Frank Hoen, président de NetPresenter, une société
hollandaise qui a inventé les technologies « push »
sur Internet, prévient : « Les analystes financiers
doivent être conscients que le système de brevets
logiciels, tel qu'il a évolué aux Etats-Unis, provoque
de nombreux conflits juridiques sans pour autant parvenir à
protéger les vrais inventeurs et les investisseurs dans le
domaine du logiciel. C'est un système qui permet à des
société pourvues de départements juridiques
puissants, et souvent peu innovantes, de s'approprier ou de bloquer
le travail de concurrents innovants. Comme l'ont montré des
économistes du MIT et de Harvard, un système fondé
sur le droit d'auteur, ou sur un droit sui generis similaire,
protège bien mieux les investissements dans l'édition
de logiciels que ne le fait le système des brevets américains
dans son état actuel. »
Pour Jacques Le Marois, Président de MandrakeSoft SA, « les
brevets logiciels constituent un danger majeur, non seulement pour
les éditeurs de logiciels libres ou les fournisseurs de
services autour de Linux, mais également pour toute
l'industrie des technologies de l'information. Les éditeurs de
logiciels et les sociétés innovantes dans le domaine de
l'Internet aux Etats-Unis sont constamment sous la menace d'une
guerre de brevets, simplement parce que des techniques aussi
évidentes que la publication d'une base de données sur
le Web font l'objet aux Etats-Unis de brevets. Et ce système
absurde engendre globalement plus de pertes que de profits pour
l'industrie informatique. »
Roland Dyroff, PDG de SuSE AG, ajoute : « Dans le
domaine du logiciel, contrairement à d'autres industries,
l'introduction du brevet peut avoir des effets particulièrement
contre-productifs sur l'innovation. L'écriture d'un logiciel
est très similaire à l'écriture d'un livre : il
n'est pas très difficile de trouver des idées géniales;
la vraie difficulté consiste à les mettre en oeuvre de
façon claire et fiable. Accorder des brevets à des
logiciels aurait le même effet qu'accorder des brevet à
des formes d'expression littéraire. Ainsi, si un brevet avait
été accordé pour l'idée d'un roman
décrivant la vie d'un personnage historique réel sous
forme de fiction, et que les écrivains étaient
contraints de payer des droits pour écrire de tels romans,
combien d'auteurs continueraient à écrire des romans
historiques ? C'est la même chose dans le logiciel. C'est
pourquoi j'estime que les lois éprouvées sur le droit
d'auteur ont démontré qu'elles étaient le cadre
le plus adéquat pour assurer la protection des éditeurs
de logiciels, tout en promouvant la diversité technologique et
l'innovation. »
« Les technologies de l'Internet ont été
conçues sur la base de logiciels non brevetés et ces
technologies sont aujourd'hui à l'origine d'une croissance
économique parmi les plus fortes de l'histoire, »

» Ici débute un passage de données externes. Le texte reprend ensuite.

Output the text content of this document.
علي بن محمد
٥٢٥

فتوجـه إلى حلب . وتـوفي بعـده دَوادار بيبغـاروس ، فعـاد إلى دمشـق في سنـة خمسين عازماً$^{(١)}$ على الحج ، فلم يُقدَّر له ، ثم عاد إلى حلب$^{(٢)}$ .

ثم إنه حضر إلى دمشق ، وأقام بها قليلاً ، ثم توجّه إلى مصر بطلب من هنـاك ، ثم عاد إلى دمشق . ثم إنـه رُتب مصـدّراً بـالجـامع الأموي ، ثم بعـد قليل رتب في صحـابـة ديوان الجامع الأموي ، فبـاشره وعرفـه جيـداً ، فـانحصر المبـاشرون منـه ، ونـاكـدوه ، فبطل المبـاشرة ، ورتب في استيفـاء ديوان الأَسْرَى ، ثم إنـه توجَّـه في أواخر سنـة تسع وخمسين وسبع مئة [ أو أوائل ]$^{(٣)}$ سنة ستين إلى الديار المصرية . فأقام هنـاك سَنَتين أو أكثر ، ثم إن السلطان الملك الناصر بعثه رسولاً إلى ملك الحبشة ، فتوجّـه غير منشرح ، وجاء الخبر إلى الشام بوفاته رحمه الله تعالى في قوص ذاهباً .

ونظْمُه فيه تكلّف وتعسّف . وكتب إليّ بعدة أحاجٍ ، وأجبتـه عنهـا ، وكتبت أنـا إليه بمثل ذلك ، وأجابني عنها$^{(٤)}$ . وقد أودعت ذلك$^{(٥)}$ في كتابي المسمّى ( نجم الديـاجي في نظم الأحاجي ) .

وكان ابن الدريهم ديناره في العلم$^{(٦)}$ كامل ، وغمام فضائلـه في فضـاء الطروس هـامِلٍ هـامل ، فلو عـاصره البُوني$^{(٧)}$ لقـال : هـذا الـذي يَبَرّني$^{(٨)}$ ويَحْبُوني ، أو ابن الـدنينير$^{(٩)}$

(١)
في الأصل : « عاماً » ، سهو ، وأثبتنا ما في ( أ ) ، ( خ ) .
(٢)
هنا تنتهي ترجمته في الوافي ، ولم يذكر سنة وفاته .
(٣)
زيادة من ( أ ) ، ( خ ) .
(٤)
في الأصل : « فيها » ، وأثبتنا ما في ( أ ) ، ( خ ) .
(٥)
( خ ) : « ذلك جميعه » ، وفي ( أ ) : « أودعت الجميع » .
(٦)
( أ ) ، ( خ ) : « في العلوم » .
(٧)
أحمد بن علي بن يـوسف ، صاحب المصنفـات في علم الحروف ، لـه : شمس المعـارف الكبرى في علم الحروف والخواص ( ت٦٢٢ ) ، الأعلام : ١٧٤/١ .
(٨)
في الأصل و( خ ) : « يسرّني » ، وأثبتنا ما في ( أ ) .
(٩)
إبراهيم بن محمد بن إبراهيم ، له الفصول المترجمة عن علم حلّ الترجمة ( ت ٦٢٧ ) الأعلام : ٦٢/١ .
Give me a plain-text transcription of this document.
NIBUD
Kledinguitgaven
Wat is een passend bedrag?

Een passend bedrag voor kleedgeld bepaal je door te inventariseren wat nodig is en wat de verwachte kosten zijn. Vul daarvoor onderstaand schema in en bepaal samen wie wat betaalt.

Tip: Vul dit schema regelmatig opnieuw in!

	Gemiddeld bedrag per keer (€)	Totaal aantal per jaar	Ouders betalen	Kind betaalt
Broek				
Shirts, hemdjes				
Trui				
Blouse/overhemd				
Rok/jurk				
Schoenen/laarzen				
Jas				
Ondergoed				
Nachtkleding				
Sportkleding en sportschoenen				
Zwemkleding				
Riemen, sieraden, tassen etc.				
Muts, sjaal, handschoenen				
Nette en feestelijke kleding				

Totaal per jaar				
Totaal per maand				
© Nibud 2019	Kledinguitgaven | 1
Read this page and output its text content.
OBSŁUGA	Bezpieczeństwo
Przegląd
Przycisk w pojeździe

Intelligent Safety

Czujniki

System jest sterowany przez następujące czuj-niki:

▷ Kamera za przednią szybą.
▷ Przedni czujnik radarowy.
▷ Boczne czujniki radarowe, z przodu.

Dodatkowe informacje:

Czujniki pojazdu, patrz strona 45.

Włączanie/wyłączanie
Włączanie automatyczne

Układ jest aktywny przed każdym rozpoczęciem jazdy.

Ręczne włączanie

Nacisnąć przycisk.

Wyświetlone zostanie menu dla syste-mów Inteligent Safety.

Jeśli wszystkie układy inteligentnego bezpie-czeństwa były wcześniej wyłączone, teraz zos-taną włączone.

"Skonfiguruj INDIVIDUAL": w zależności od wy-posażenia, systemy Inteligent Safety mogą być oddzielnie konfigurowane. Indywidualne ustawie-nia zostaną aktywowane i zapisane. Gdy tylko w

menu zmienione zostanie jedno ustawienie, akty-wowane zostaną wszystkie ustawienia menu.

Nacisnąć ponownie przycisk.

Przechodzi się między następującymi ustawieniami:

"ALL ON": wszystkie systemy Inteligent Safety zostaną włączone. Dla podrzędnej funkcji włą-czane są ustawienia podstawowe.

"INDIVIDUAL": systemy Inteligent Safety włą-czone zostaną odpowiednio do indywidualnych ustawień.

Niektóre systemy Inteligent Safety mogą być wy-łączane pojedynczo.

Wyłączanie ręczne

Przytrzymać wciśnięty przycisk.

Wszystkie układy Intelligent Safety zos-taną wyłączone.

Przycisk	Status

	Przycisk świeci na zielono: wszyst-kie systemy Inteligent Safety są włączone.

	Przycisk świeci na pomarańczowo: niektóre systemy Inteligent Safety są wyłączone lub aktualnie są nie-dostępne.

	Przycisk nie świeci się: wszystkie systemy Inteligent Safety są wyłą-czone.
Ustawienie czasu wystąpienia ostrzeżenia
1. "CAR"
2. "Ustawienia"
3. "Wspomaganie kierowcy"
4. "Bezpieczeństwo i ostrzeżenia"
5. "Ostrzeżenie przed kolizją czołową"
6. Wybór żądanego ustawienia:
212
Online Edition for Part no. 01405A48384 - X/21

affirme Ralf Schwöbel, PDG d'Intradat, un éditeur de
logiciel de commerce électronique leader en Allemagne,
« l'introduction des brevets logiciels sur les méthodes
d'affaires dans ce système complexe risque de provoquer un
cycle de récession économique au lieu d'accélérer
la croissance. Je suis donc très surpris que les autorités
européennes n'aient jamais considéré ce risque,
et n'ait pas non plus pris en compte le fait que c'est bien l'absence
de brevets qui a permis les succès de l'Internet. »
Et Jean-Pierre Laisné, PDG de Linbox SA, de conclure : « si
toute personne qui écrit une application Web risque d'être
poursuivie comme contrefacteur de brevet, qui va prendre le risque de
devenir une criminel en combinant un serveur de base de données,
un serveur Web et un langage de script ? Face au risque juridique
énorme engendré par les brevets logiciels, plus
personne ne sera libre en pratique d'utiliser son imagination pour
développer et commercialiser des services innovants sur
Internet. Et cela risque d'aboutir à un ralentissement de
l'économie. »
Cette campagne constitue une réponse d'associations
informatiques et d'éditeurs de logiciels européens aux
discours essentiellement idéologiques récemment tenus
par la direction générale du marché intérieur
à la commission européenne, et qui indiquent que la
commission va prochainement présenter une proposition de
directive visant à étendre le champs d'application des
brevets européens aux logiciels et aux méthodes
intellectuelles, en ignorant les objections des éditeurs de
logiciels européens, en refusant d'étudier l'impact
économique de la brevetabilité du logiciel et en
rejetant sans l'ombre d'une explication les objections soulevées
par d'autres direction générales à la commission
européenne.
De précédentes campagnes sur le même thème
avaient obtenu il y a un plus de 10000 signatures de la part de
développeurs de logiciels. Cette pétition n'est que le
début d'une nouvelle campagne qui utilise des « e-techniques »
(pas encore brevetées, espérons-le) pour permettre à
des volontaires de participer à l'effort de sensibilisation.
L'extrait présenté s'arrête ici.